Progrès. Derrière les mots et les détails des circonstances qui ont conduit à l’arrestation de l’universitaire, c’est toute la question des relations raciales qui est débattue au grand jour. Obama n’en a pas fait mystère durant son intervention télévisée. S’il a admis que sa seule présence à la Maison Blanche en dit long sur les progrès réalisés depuis la fin de la ségrégation dans les années 1960, le pays a encore du chemin à parcourir. Ses propos confirment, du reste, la perception générale dans le pays. Après l’euphorie de son élection, qui avait soulevé un vent d’optimisme, le réel semble avoir repris le dessus. Quelques jours après l’élection, 42 % des Américains pensaient que les relations s’amélioreraient «un peu» et 28 % «beaucoup». Or, selon un sondage de CNN en juin, 62 % des Noirs et 61 % des Blancs pensent que rien n’a changé depuis l’arrivée d’Obama au pouvoir.

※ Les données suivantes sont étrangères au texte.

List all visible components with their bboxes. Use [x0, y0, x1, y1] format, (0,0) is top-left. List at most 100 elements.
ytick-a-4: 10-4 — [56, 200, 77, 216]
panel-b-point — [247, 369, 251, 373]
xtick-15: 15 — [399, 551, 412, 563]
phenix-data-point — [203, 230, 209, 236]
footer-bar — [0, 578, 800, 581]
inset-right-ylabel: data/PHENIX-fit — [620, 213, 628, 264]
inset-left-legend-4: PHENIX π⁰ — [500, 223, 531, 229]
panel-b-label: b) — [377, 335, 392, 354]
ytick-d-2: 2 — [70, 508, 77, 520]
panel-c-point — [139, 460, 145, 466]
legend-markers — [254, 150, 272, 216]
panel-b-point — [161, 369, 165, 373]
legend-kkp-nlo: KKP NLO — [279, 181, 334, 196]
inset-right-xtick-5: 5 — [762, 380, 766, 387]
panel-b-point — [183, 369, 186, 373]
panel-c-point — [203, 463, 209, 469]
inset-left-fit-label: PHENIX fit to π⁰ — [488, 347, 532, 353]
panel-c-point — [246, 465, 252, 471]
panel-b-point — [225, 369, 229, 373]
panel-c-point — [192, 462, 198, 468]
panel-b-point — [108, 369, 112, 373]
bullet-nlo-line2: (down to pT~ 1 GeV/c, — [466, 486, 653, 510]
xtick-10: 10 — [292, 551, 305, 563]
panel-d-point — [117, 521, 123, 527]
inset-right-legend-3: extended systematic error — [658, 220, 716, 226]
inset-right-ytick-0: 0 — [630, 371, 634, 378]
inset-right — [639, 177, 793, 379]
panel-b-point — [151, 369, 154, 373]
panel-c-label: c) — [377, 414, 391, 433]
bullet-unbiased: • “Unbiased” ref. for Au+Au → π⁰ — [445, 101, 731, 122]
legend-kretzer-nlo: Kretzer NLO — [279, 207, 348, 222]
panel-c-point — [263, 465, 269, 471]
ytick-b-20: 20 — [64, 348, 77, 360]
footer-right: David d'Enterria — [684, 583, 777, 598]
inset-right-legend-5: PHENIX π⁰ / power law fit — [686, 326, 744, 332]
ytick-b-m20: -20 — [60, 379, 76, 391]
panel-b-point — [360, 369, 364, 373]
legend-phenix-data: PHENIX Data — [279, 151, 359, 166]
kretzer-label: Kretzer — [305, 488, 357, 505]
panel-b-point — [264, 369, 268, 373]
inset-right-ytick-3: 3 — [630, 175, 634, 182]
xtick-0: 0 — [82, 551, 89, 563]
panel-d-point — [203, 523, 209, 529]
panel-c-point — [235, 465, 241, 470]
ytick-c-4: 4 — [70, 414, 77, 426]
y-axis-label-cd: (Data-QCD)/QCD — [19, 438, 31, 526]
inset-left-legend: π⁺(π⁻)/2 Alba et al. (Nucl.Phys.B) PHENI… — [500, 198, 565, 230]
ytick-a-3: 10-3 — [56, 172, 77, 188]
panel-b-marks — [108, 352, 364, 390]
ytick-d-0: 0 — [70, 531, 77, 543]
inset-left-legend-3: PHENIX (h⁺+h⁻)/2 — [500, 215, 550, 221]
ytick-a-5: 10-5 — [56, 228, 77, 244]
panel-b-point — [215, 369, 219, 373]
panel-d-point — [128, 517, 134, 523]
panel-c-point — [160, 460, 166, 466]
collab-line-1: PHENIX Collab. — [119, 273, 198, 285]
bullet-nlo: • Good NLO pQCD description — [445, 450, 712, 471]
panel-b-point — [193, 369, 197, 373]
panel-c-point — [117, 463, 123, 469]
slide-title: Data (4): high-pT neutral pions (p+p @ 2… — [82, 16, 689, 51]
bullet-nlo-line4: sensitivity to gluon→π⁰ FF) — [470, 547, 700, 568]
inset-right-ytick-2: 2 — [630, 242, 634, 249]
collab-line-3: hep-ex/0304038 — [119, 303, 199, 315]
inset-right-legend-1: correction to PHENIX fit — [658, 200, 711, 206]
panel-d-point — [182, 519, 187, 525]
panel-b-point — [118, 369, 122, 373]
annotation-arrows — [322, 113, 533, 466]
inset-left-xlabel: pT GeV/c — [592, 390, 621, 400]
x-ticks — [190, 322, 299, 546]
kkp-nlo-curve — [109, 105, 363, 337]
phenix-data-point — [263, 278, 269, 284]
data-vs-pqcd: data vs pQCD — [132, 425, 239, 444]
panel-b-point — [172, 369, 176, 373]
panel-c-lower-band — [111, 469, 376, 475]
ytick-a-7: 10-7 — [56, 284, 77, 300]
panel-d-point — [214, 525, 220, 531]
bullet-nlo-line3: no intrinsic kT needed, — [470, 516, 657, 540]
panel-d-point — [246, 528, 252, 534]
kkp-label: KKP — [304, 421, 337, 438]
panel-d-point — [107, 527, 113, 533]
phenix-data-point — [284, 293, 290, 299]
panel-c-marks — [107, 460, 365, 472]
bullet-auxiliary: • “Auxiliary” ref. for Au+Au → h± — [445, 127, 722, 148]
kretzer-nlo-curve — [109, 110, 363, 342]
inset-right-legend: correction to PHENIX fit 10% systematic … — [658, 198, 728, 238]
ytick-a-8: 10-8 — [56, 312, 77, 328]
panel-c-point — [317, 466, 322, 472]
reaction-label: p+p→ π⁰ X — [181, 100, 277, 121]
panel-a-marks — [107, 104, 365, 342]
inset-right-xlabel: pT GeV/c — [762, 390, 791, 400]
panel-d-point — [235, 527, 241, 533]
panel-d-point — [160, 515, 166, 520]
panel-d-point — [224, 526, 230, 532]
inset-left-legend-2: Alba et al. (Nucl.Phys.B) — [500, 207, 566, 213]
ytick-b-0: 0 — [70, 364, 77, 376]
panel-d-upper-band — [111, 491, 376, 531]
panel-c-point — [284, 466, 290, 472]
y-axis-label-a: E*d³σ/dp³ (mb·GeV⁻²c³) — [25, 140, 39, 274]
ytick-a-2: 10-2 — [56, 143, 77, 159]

«Pas grand-chose n’a changé depuis son élection, hormis de manière subtile et ténue, affirme Cora Charles, 74 ans, résidente de la Nouvelle Orléans. Les relations dépendent des interactions particulières. J’ai été infirmière toute ma vie et mes patients étaient blancs. Ils avaient besoin de moi, j’étais donc respectée. Mais le fait est que les Noirs souffrent toujours de pauvreté et de discrimination de manière disproportionnée.» Pour Brigitte Chassot, suissesse d’origine résidant à Washington depuis trois ans, le choc américain a été de s’y découvrir «noire». «En trois ans, je ne me suis fait que des amis noirs, même si depuis l’élection d’Obama, les relations se sont apaisées.» Un sentiment qu’elle n’arrive pas à étayer par des faits. «Mais c’est comme s’il existait désormais une possibilité de réconciliation.»